Mary Shelley: una vita di morte, una vita dell’immaginazione
La donna che scrisse Frankenstein (acquista) si apre con un esergo tratto da Burning the Dead di Thomas W. Laqueur: «La storia dei morti e della morte è la storia dell’immaginazione». Questa frase ben rispecchia la vita e la scrittura di Mary Shelley: l’autrice come la conosciamo noi oggi è nata perché la morte e il lutto le hanno permesso di immaginare mondi in cui è possibile combattere e dialogare con i fantasmi, ma allo stesso tempo la sua immaginazione ha mostrato come si possa sconfiggere la paura della morte attraverso la parola scritta che, alimentandosi dell’assenza e del lutto, riesce a procreare e a rendere la vita possibile.

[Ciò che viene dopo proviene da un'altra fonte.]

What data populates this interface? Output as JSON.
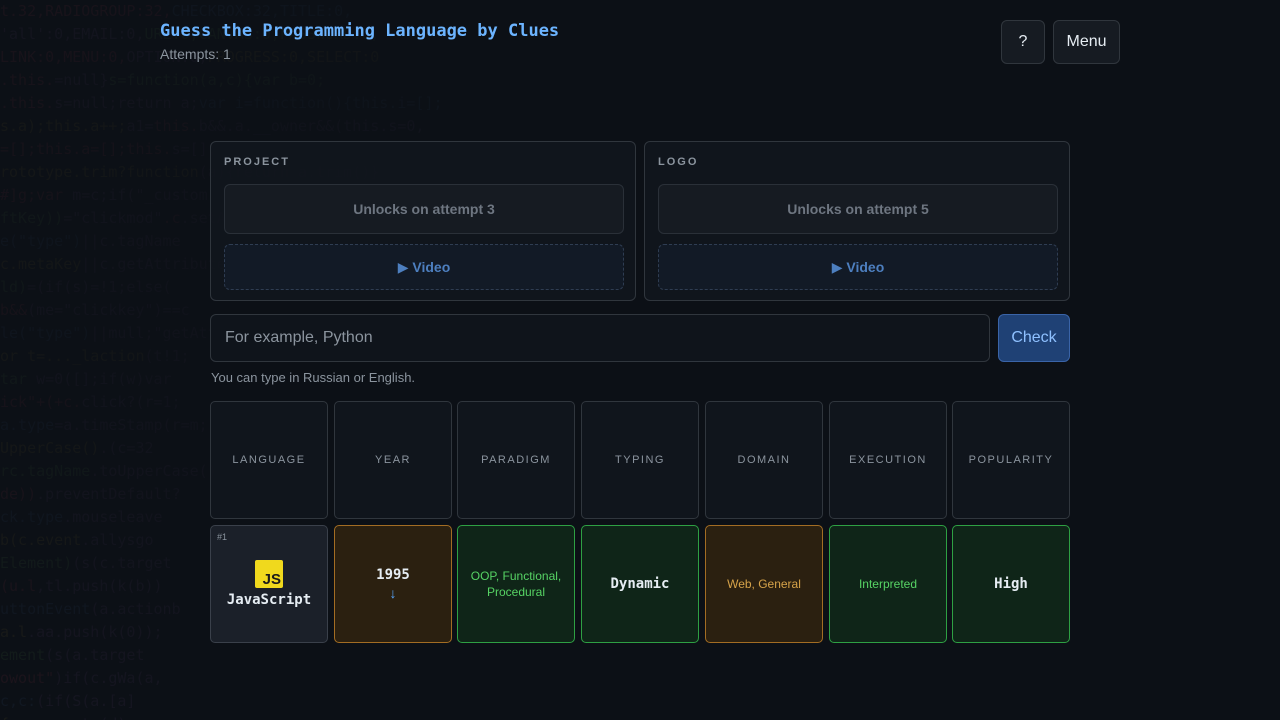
{
  "header": {
    "title": "Guess the Programming Language by Clues",
    "attempts": "Attempts: 1",
    "help_label": "?",
    "menu_label": "Menu"
  },
  "hints": [
    {
      "label": "PROJECT",
      "locked_text": "Unlocks on attempt 3",
      "video_label": "▶ Video"
    },
    {
      "label": "LOGO",
      "locked_text": "Unlocks on attempt 5",
      "video_label": "▶ Video"
    }
  ],
  "guess": {
    "placeholder": "For example, Python",
    "value": "",
    "check_label": "Check",
    "hint": "You can type in Russian or English."
  },
  "columns": [
    "LANGUAGE",
    "YEAR",
    "PARADIGM",
    "TYPING",
    "DOMAIN",
    "EXECUTION",
    "POPULARITY"
  ],
  "guesses": [
    {
      "number": "#1",
      "language": "JavaScript",
      "logo_text": "JS",
      "year": "1995",
      "year_arrow": "↓",
      "paradigm": "OOP, Functional, Procedural",
      "typing": "Dynamic",
      "domain": "Web, General",
      "execution": "Interpreted",
      "popularity": "High"
    }
  ],
  "colors": {
    "accent": "#6cb4ff",
    "match": "#2ea043",
    "partial": "#a36d23",
    "js_yellow": "#f0d91d"
  }
}
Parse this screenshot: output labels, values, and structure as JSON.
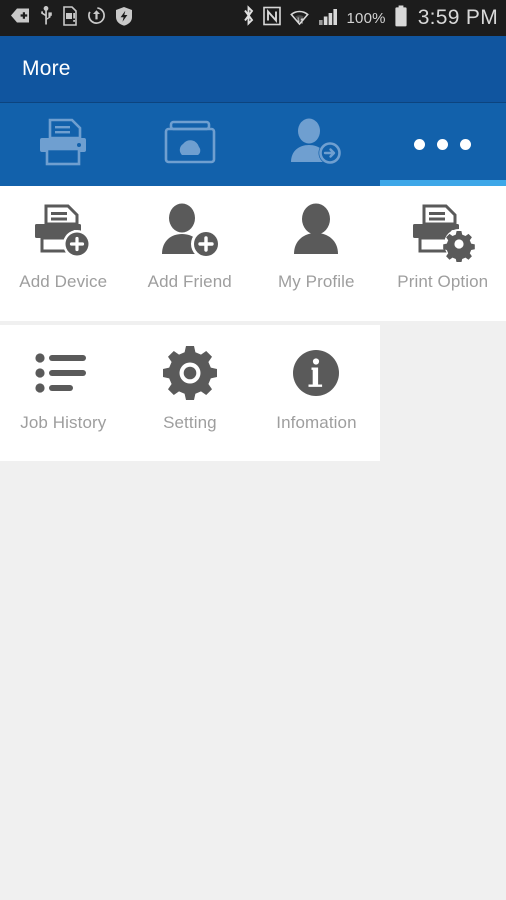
{
  "status_bar": {
    "background": "#1c1c1c",
    "left_icons": [
      {
        "name": "back-tag-icon",
        "label": "back"
      },
      {
        "name": "usb-icon",
        "label": "USB"
      },
      {
        "name": "sd-card-alert-icon",
        "label": "SD card alert"
      },
      {
        "name": "sync-icon",
        "label": "sync"
      },
      {
        "name": "shield-icon",
        "label": "security"
      }
    ],
    "right_icons": [
      {
        "name": "bluetooth-icon",
        "label": "Bluetooth"
      },
      {
        "name": "nfc-icon",
        "label": "NFC"
      },
      {
        "name": "wifi-icon",
        "label": "Wi-Fi"
      },
      {
        "name": "signal-icon",
        "label": "Signal"
      }
    ],
    "battery_percent": "100%",
    "clock": "3:59 PM"
  },
  "appbar": {
    "title": "More",
    "background": "#10559f"
  },
  "tabbar": {
    "background": "#1261ab",
    "indicator_color": "#3da7e8",
    "active_index": 3,
    "tabs": [
      {
        "icon": "printer-icon",
        "name": "tab-printer"
      },
      {
        "icon": "cloud-box-icon",
        "name": "tab-cloud"
      },
      {
        "icon": "person-add-icon",
        "name": "tab-add-person"
      },
      {
        "icon": "more-dots-icon",
        "name": "tab-more"
      }
    ]
  },
  "grid": {
    "label_color": "#9e9e9e",
    "icon_color": "#5a5a5a",
    "rows": [
      {
        "items": [
          {
            "label": "Add Device",
            "icon": "printer-add-icon"
          },
          {
            "label": "Add Friend",
            "icon": "person-add-icon"
          },
          {
            "label": "My Profile",
            "icon": "person-icon"
          },
          {
            "label": "Print Option",
            "icon": "printer-gear-icon"
          }
        ]
      },
      {
        "items": [
          {
            "label": "Job History",
            "icon": "list-icon"
          },
          {
            "label": "Setting",
            "icon": "gear-icon"
          },
          {
            "label": "Infomation",
            "icon": "info-icon"
          }
        ]
      }
    ]
  },
  "page": {
    "background": "#f0f0f0"
  }
}
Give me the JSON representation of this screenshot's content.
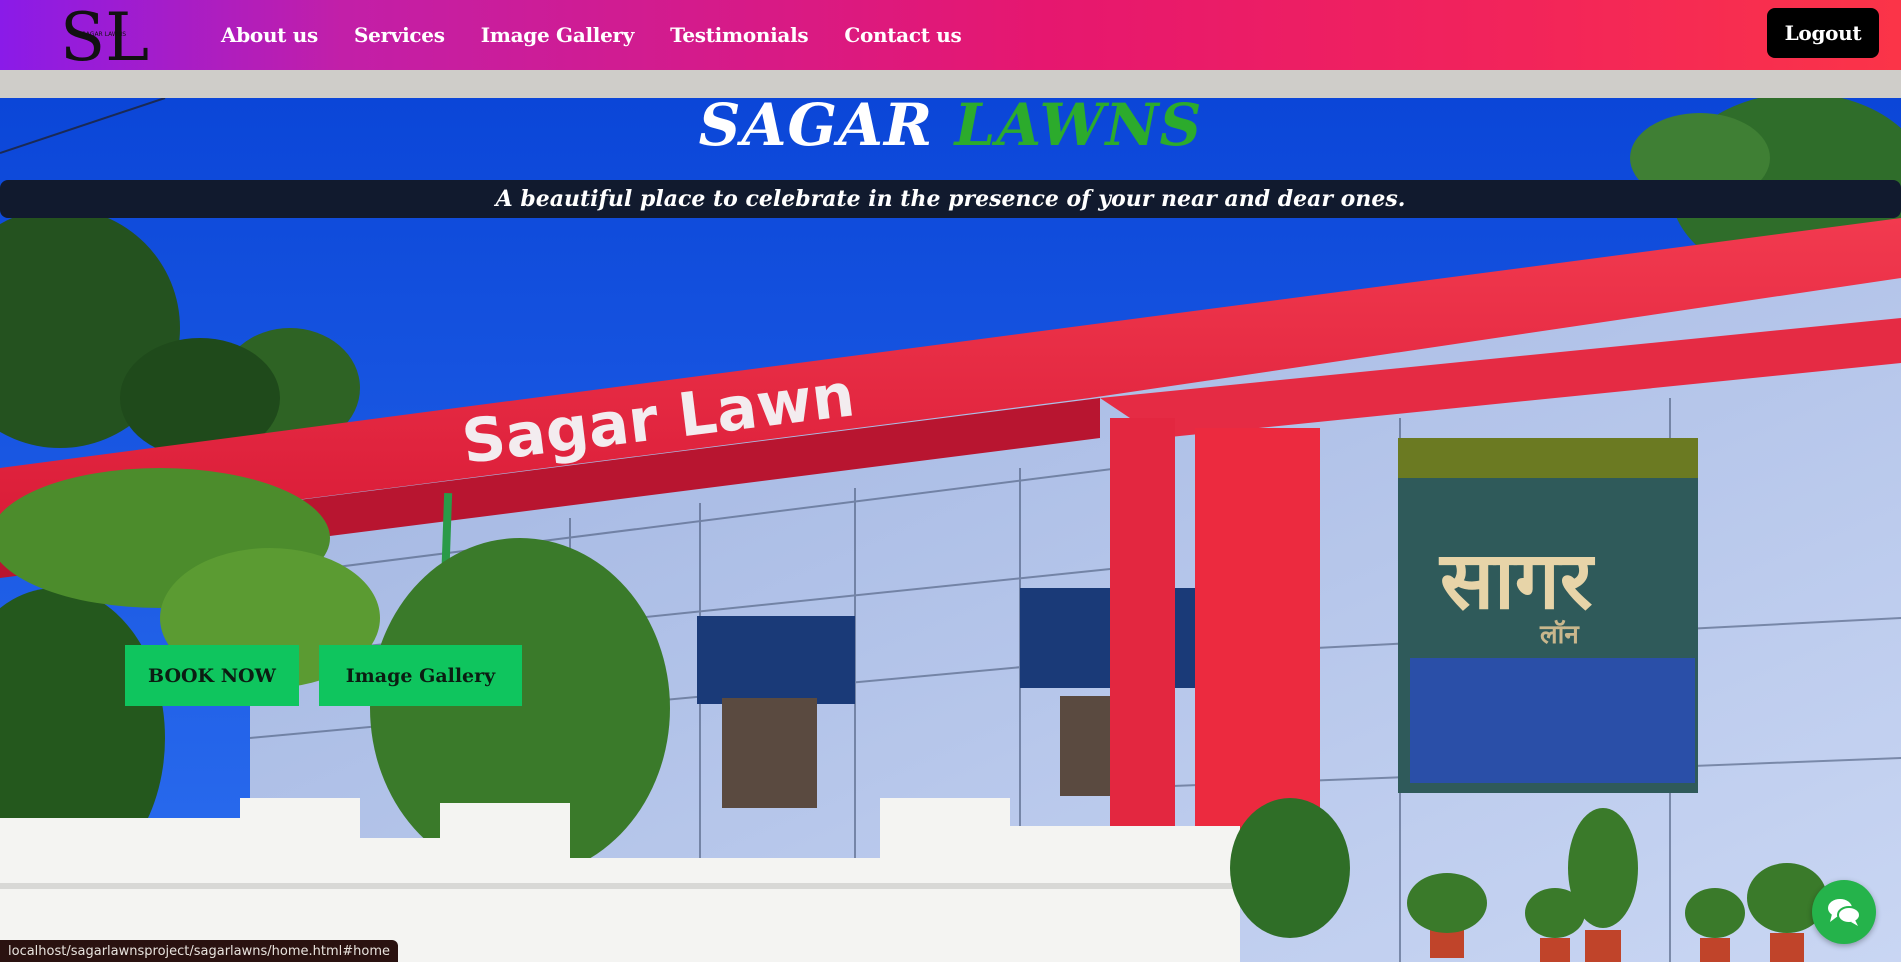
{
  "brand": {
    "logo_letters": "SL",
    "logo_text": "SAGAR LAWNS"
  },
  "nav": {
    "links": [
      "About us",
      "Services",
      "Image Gallery",
      "Testimonials",
      "Contact us"
    ],
    "logout_label": "Logout"
  },
  "hero": {
    "title_part1": "SAGAR",
    "title_part2": "LAWNS",
    "tagline": "A beautiful place to celebrate in the presence of your near and dear ones.",
    "building_sign": "Sagar Lawn",
    "hindi_sign_main": "सागर",
    "hindi_sign_sub": "लॉन",
    "book_label": "BOOK NOW",
    "gallery_label": "Image Gallery"
  },
  "status_bar": {
    "url": "localhost/sagarlawnsproject/sagarlawns/home.html#home"
  },
  "chat": {
    "icon": "chat-bubbles-icon"
  },
  "colors": {
    "accent_green": "#2cab2c",
    "button_green": "#0fc55e",
    "nav_gradient_start": "#8a1be8",
    "nav_gradient_end": "#fb3448",
    "tagline_bg": "#111a2e"
  }
}
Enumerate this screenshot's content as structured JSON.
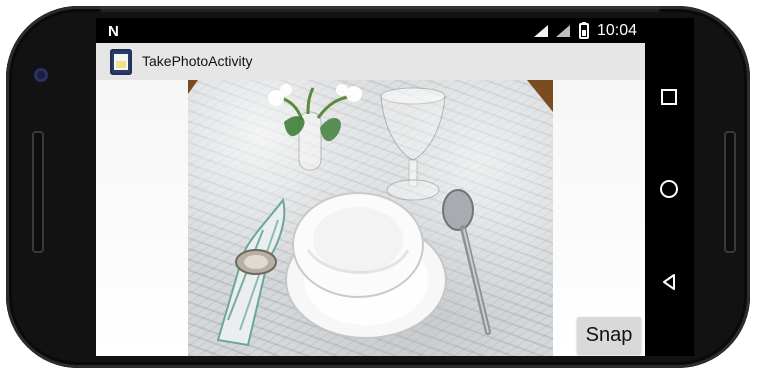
{
  "status_bar": {
    "notification_letter": "N",
    "time": "10:04",
    "icons": [
      "wifi-icon",
      "signal-icon",
      "battery-icon"
    ]
  },
  "app_bar": {
    "title": "TakePhotoActivity",
    "icon": "app-icon"
  },
  "main": {
    "photo_alt": "Table setting photo",
    "snap_label": "Snap"
  },
  "nav_bar": {
    "icons": [
      "recents-icon",
      "home-icon",
      "back-icon"
    ]
  },
  "colors": {
    "device_bezel": "#121212",
    "screen_bg": "#000000",
    "app_bar_bg": "#e6e6e6",
    "button_bg": "#d9d9d9"
  }
}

Mary Shelley, scrittrice della Londra nera, in realtà della Londra nera fu una delle principali fondatrici. La parte tenebrosa della città la reclamava, le era indispensabile, per quanto strano possa sembrare che una giovane donna, praticamente una ragazzina, volesse scrivere di quel mondo che tanto la terrorizzava. Provava paura, e quella paura decise di raccontarla.